Italy is among the most fragile countries, a European plan is necessary

In the baseline scenario, assuming a slow and selected easing of the lockdown from the beginning of May, the fall in Italian GDP in 2020 will be at least 6.5%, an equivalent magnitude to the 2008-2009 recession, but in just one year. Prometeia estimates that, in the first two quarters of the year, there will be a reduction in GDP of more than 10% compared to the pre-crisis situation, with very large sectoral differences: from -10% in manufacturing to -27% in tourism-related services, and up to -16% in transport services and entertainment activities.

Despite the fiscal measures already announced (amounting so far this year to more than 2% of GDP), which are substantial, but limited by the high public debt, the depth of the recession and the slow recovery will only further weaken the country's productive capacity and public finances. In Prometeia's baseline scenario, Italy’s GDP level in 2022 will still be more than 2% below its 2019 level, with sovereign debt rising to 150% of GDP.  
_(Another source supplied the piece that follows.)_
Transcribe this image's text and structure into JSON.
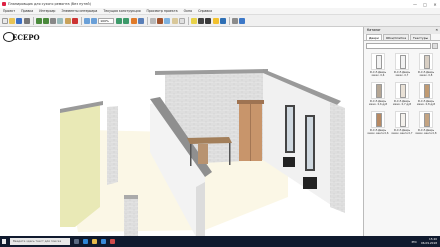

In this context, macroeconomic stability can only be ensured in a framework of increased sharing of the risk at the European level from the health crisis and its effects. The symmetrical and exogenous nature of the shock, requires a common response both to cope with the increase in expenditure linked to immediate needs and to support recovery of the real economy. No country can weather this crisis alone. Financing these expenditures with European bond issues would reduce the burden on national budgets and be a step towards creation of a European safe asset that could help financial systems to diversify risk.  If we do not take this path, the whole European project will be at risk.


Real shock, global recession

While the crisis ten years ago broke out in the financial sector, the nature of today’s shock is real (lockdown and quarantine). In this first phase, it is affecting services in particular, which represent the largest share of value added in developed countries, with a higher share of employment with respect to manufacturing and where lost sales are harder to recover. The real and global nature of a crisis that hits services first leads to high multiplier effects linked to international trade, making reductions in activity particularly intense.

Despite all the uncertainties linked to the duration and intensity of the lockdown and the subsequent reactions of countries trying to recover, Prometeia estimates a global economic recession in 2020 (-1.6%), which will affect that industrialized and other countries, with only China avoiding a downturn thanks to the positive rebound expected in the second half of the year.  For comparison, in the Great Recession of 2009, the drop in global activity was 0.4%. The pull from Beijing's recovery and an expected return to "almost normality" by the end of the year in all industrialized countries leads to a forecast fall in world trade of “only” 9.4% for the year. In 2021, the global economy should rebound by 4.6%.

Finally, in the US an unprecedented relief package worth $2,000 billion (9.3% of national income, more than Italy’s GDP) has been approved to help businesses and families. In the US, GDP will fall by 2.5% in 2020 before recovering by 3.6% the following year.